As a programmer, I always believe that the best way to understand something is by actually getting the hands dirty by testing it out ourselves. In past few years, with the introduction of ChatGPT, AI and associated technologies such as LLM come to a hot spot in tech industry and there are lots of platforms available and different models coming out for people to test out.
This post I will demonstrate a step-by-step guide on how to run Llama(a Meta LLM) on a MacOS machine with a model. This will just do a simple installation and run and test out how it works. It doesn't involve how to fine-tune or train your own data set.
Prerequisites
- Binary: The llama-cpp binary can be installed with brew with below command
brew install llama.cpp
- Model: Here we just download a model from Hugging Face(a LLM model repository just like code repository such as GitHub). Note for llama-server to run, we need a model with GGUF format. Can search gguf
Running
Once have the binary and model data downloaded, can just issue below command
llama-server --flash-attn --ctx-size 0 --model qwen2.5-coder-14b-instruct-q4_k_m.gguf
When this command runs, it should bring up a HTTP server and loads the model. If you see any error, can refer to Appendix.
Testing
To test the model. Can open a browser and access with http://127.0.0.1:8080
This indicates that you are able to access the model and can play around on your local machine.
Appendix
failed to allocate buffer for kv cache
llama_new_context_with_model: freq_scale = 1
ggml_backend_cpu_buffer_type_alloc_buffer: failed to allocate buffer of size 34359738368
llama_kv_cache_init: failed to allocate buffer for kv cache
llama_new_context_with_model: llama_kv_cache_init() failed for self-attention cache
common_init_from_params: failed to create context with model 'c:\ai\qwen2.5-coder-32b-instruct-q4_k_m.gguf'
srv load_model: failed to load model, 'c:\ai\qwen2.5-coder-32b-instruct-q4_k_m.gguf'
main: exiting due to model loading error
This indicates your hardware is not able to allocate necessary buffer. You can either download a small model or upgrade your hardware spec.
Input prompt is too big compared to KV size. Please try increasing KV size.

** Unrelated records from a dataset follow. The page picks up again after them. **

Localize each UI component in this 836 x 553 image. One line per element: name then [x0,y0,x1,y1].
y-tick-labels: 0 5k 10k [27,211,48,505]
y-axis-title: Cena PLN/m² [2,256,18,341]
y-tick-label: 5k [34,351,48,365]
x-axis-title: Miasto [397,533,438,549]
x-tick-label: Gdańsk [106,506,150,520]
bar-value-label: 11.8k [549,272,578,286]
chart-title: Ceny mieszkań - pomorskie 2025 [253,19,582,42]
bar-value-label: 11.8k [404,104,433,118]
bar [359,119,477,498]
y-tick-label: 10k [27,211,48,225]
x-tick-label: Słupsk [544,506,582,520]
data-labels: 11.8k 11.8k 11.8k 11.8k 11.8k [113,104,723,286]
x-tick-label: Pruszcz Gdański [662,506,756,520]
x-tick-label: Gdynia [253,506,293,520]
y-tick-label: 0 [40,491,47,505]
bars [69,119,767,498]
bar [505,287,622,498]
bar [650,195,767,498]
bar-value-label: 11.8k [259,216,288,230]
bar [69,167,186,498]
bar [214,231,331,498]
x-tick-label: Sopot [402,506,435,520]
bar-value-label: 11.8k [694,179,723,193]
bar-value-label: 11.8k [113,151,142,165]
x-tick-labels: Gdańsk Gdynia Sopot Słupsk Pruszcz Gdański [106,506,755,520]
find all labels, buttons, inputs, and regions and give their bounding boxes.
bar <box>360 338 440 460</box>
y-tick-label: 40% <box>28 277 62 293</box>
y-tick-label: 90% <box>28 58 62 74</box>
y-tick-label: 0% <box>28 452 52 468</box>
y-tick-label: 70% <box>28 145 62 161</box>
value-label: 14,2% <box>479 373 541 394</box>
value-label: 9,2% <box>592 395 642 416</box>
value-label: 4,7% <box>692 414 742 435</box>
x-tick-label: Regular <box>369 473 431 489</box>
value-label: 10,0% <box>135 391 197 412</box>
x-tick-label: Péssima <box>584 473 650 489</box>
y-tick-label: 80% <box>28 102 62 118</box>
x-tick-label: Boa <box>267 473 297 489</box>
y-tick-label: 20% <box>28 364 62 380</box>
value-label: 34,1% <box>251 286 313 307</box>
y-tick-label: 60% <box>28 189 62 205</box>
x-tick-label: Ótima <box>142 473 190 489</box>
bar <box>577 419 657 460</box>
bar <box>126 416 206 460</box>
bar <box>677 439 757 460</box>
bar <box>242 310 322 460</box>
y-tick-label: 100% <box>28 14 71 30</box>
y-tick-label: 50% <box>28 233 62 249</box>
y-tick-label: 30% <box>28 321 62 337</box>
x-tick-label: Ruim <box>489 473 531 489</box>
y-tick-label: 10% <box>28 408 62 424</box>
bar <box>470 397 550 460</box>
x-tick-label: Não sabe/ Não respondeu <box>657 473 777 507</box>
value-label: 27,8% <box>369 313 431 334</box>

llama_decode: failed to decode, ret = -3
srv update_slots: failed to decode the batch: KV cache is full - try increasing it via the context size, i = 0, n_batch = 2048, ret = -3
slot release: id 0 | task 3 | stop processing: n_past = 23, truncated = 0
srv send_error: task id = 3, error: Input prompt is too big compared to KV size. Please try increasing KV size.
srv cancel_tasks: cancel task, id_task = 3
The error description does suggest what to change, in this case, the context size, originally, we specified 0 in the command line about context size, now remove that option.